On December 9, 2025, as part of Microsoft’s December Patch Tuesday, the company addressed CVE-2025-54100, a publicly disclosed zero-day remote code execution (RCE) vulnerability in Windows PowerShell.
This flaw, rated “Important” with a CVSS v3.1 score of 7.8, stems from improper neutralization of special elements in PowerShell’s command processing, specifically in the Invoke-WebRequest cmdlet. It allows an unauthenticated attacker to execute arbitrary code in the context of the user running the command, typically through social engineering tactics like tricking a victim into downloading and executing a malicious script or webpage content.
Technical Details and Exploitation
The vulnerability exploits a command injection weakness during the parsing of web content fetched by Invoke-WebRequest. When PowerShell processes the full Document Object Model (DOM) of a remote resource (similar to how Internet Explorer’s legacy MSHTML/Trident engine handled it), embedded scripts in the content can execute automatically. This does not require privileges beyond local system access but demands low attack complexity and some user interaction—such as running a crafted PowerShell snippet. Proof-of-concept (PoC) exploits are publicly available, including demonstrations on YouTube and reports via HackerOne, but Microsoft assesses active exploitation as “less likely” with no known in-the-wild attacks reported as of December 10, 2025.
Attackers could chain this with phishing or other initial access vectors: for instance, convincing a user to execute Invoke-WebRequest against a controlled server that returns malicious HTML with embedded scripts, leading to code execution and potential persistence or lateral movement. It primarily impacts enterprise environments reliant on PowerShell for automation, as PowerShell 5.1 remains the default on fresh Windows installations (including Windows 11 25H2 and Server 2025).

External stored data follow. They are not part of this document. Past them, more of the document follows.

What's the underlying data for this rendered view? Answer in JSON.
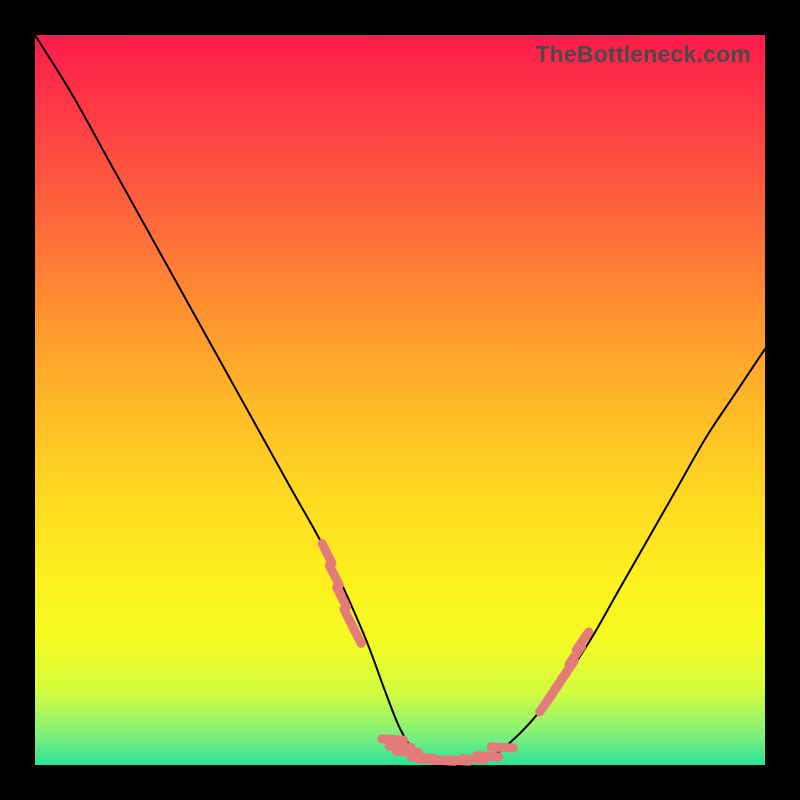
{
  "watermark": "TheBottleneck.com",
  "chart_data": {
    "type": "line",
    "title": "",
    "xlabel": "",
    "ylabel": "",
    "xlim": [
      0,
      100
    ],
    "ylim": [
      0,
      100
    ],
    "series": [
      {
        "name": "bottleneck-curve",
        "color": "#000000",
        "stroke_width": 2,
        "x": [
          0,
          5,
          10,
          15,
          20,
          25,
          30,
          35,
          40,
          45,
          48,
          50,
          52,
          55,
          58,
          60,
          63,
          65,
          68,
          72,
          76,
          80,
          84,
          88,
          92,
          96,
          100
        ],
        "y": [
          100,
          92,
          83,
          74,
          65,
          56,
          47,
          38,
          29,
          18,
          10,
          5,
          2,
          0.5,
          0.5,
          0.7,
          1.5,
          3,
          6,
          11,
          17,
          24,
          31,
          38,
          45,
          51,
          57
        ]
      },
      {
        "name": "highlight-dots-left",
        "color": "#e37b78",
        "type": "scatter",
        "marker": "dash",
        "x": [
          40,
          41,
          42,
          43,
          44
        ],
        "y": [
          29,
          26,
          23,
          20,
          18
        ]
      },
      {
        "name": "highlight-dots-valley",
        "color": "#e37b78",
        "type": "scatter",
        "marker": "dash",
        "x": [
          49,
          50,
          51,
          53,
          54,
          56,
          58,
          60,
          62,
          64
        ],
        "y": [
          3.5,
          2.5,
          1.8,
          1.0,
          0.8,
          0.6,
          0.6,
          0.8,
          1.2,
          2.4
        ]
      },
      {
        "name": "highlight-dots-right",
        "color": "#e37b78",
        "type": "scatter",
        "marker": "dash",
        "x": [
          70,
          71,
          72,
          73,
          74,
          75
        ],
        "y": [
          8.5,
          10,
          11.5,
          13,
          15,
          17
        ]
      }
    ],
    "gradient_stops": [
      {
        "pos": 0,
        "color": "#ff1a4b"
      },
      {
        "pos": 12,
        "color": "#ff3f45"
      },
      {
        "pos": 26,
        "color": "#ff6a3a"
      },
      {
        "pos": 38,
        "color": "#ff9230"
      },
      {
        "pos": 50,
        "color": "#ffb728"
      },
      {
        "pos": 62,
        "color": "#ffd621"
      },
      {
        "pos": 74,
        "color": "#fcef1e"
      },
      {
        "pos": 82,
        "color": "#f6fa1f"
      },
      {
        "pos": 90,
        "color": "#d4fb3e"
      },
      {
        "pos": 96,
        "color": "#7df07b"
      },
      {
        "pos": 100,
        "color": "#2de19a"
      }
    ]
  }
}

Affected Systems and Scope
• Primary Impact: Windows PowerShell 5.1 and components.
• Unaffected: PowerShell 7.x, which avoids the legacy parsing engine and thus bypasses the flaw.
• Exploitation Requirements: Local access (no authentication needed), but remote execution is feasible via user deception.
This is one of three zero-days patched in December 2025, alongside an actively exploited elevation-of-privilege bug (CVE-2025-62221) in Windows Cloud Files Mini Filter Driver and a disclosed RCE in GitHub Copilot (CVE-2025-64671).
Mitigation and Recommendations
Apply the December 2025 security updates immediately via Windows Update or manual download from the Microsoft Update Catalog. Post-patch, PowerShell will display a security warning prompt when using Invoke-WebRequest without the -UseBasicParsing parameter, which disables script execution during parsing to mitigate risks. Scripts relying on full DOM parsing may need updates to include this flag; otherwise, they could hang on the prompt. A reboot is recommended after installation to ensure full remediation.
For added protection:
• Restrict PowerShell execution policies to RemoteSigned or higher.
• Monitor for anomalous Invoke-WebRequest usage in logs.
• Educate users on avoiding unsolicited PowerShell commands.
• Transition to PowerShell 7 where feasible for modern scripting.